Off-by-one is the bug whose name has its own punchline. It's so common because human language is ambiguous about endpoints ("between 1 and 10" — is 10 included?), and because programming-language conventions are inconsistent (Python slices are half-open, Lua arrays are 1-indexed, SQL BETWEEN is inclusive).
The shape: a loop bound that should be < is <=, or vice versa. A pagination offset that double-counts the last row of the previous page. An index n - 1 that becomes n after a refactor and silently corrupts data. A buffer allocation of len instead of len + 1 for the null terminator.

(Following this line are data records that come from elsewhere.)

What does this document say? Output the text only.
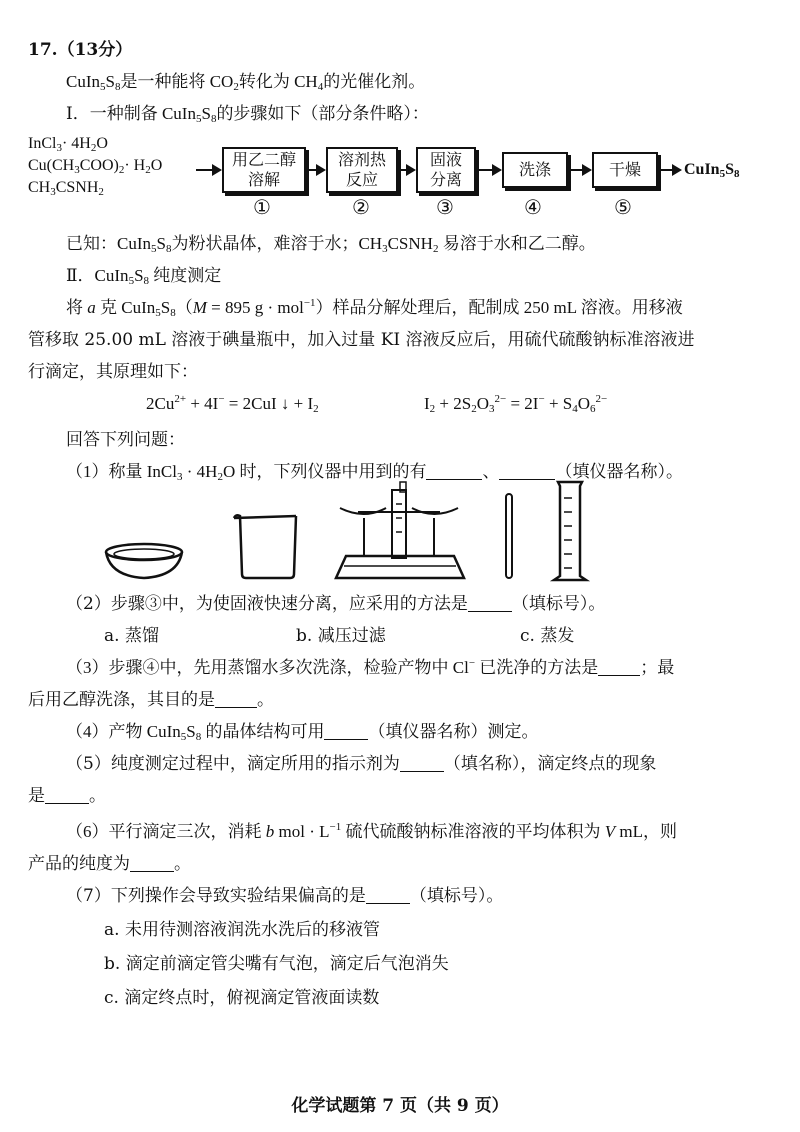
17.（13分）
$CuIn_5S_8$是一种能将 $CO_2$转化为 $CH_4$的光催化剂。
Ⅰ．一种制备 $CuIn_5S_8$的步骤如下（部分条件略）：
InCl$_3$· $4H_2O$
$Cu(CH_3COO)_2\cdot H_2O$
$CH_3CSNH_2$
用乙二醇
溶解
①
溶剂热
反应
②
固液
分离
③
洗涤
④
干燥
⑤
$CuIn_5S_8$
已知：$CuIn_5S_8$为粉状晶体，难溶于水；$CH_3CSNH_2$ 易溶于水和乙二醇。
Ⅱ．$CuIn_5S_8$ 纯度测定
将 a 克 $CuIn_5S_8(M = 895$ g · mol$^{-1}$）样品分解处理后，配制成 250 mL 溶液。用移液
管移取 25.00 mL 溶液于碘量瓶中，加入过量 KI 溶液反应后，用硫代硫酸钠标准溶液进
行滴定，其原理如下：
$2Cu^{2+} + 4I^- = 2CuI$ ↓ + $I_2$	$I_2 + 2S_2O_3^{2-} = 2I^- + S_4O_6^{2-}$
回答下列问题：
（1）称量 InCl$_3$ · $4H_2O$ 时，下列仪器中用到的有	、	（填仪器名称）。
（2）步骤③中，为使固液快速分离，应采用的方法是	（填标号）。
a. 蒸馏	b. 减压过滤	c. 蒸发
（3）步骤④中，先用蒸馏水多次洗涤，检验产物中 Cl− 已洗净的方法是 ；最
后用乙醇洗涤，其目的是 。
（4）产物 $CuIn_5S_8$ 的晶体结构可用	（填仪器名称）测定。
（5）纯度测定过程中，滴定所用的指示剂为	（填名称），滴定终点的现象
是	。
（6）平行滴定三次，消耗 b mol · $L^{-1}$ 硫代硫酸钠标准溶液的平均体积为 V mL，则
产品的纯度为	。
（7）下列操作会导致实验结果偏高的是	（填标号）。
a. 未用待测溶液润洗水洗后的移液管
b. 滴定前滴定管尖嘴有气泡，滴定后气泡消失
c. 滴定终点时，俯视滴定管液面读数
化学试题第 7 页（共 9 页）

Pattern-recognition is the best defense. Reviewers learn the shapes — pagination, buffer length, slice bounds, recursion termination — and check the boundary in each case. Property-based testing helps too: a property like "first page + remaining pages contains every row exactly once" catches an off-by-one even when example tests don't.
Review heuristic
When a comparison involves <, <=, >, >=, or -1, work the boundary case by hand: what happens with zero items? One item? n+1 items? Pagination, buffer length, and recursion are the three places where the bug is most likely.
External reference
CWE-193: Off-by-one Error — the canonical industry classification for this bug class. Useful when filing tickets, writing security policies, or arguing with a static analyzer.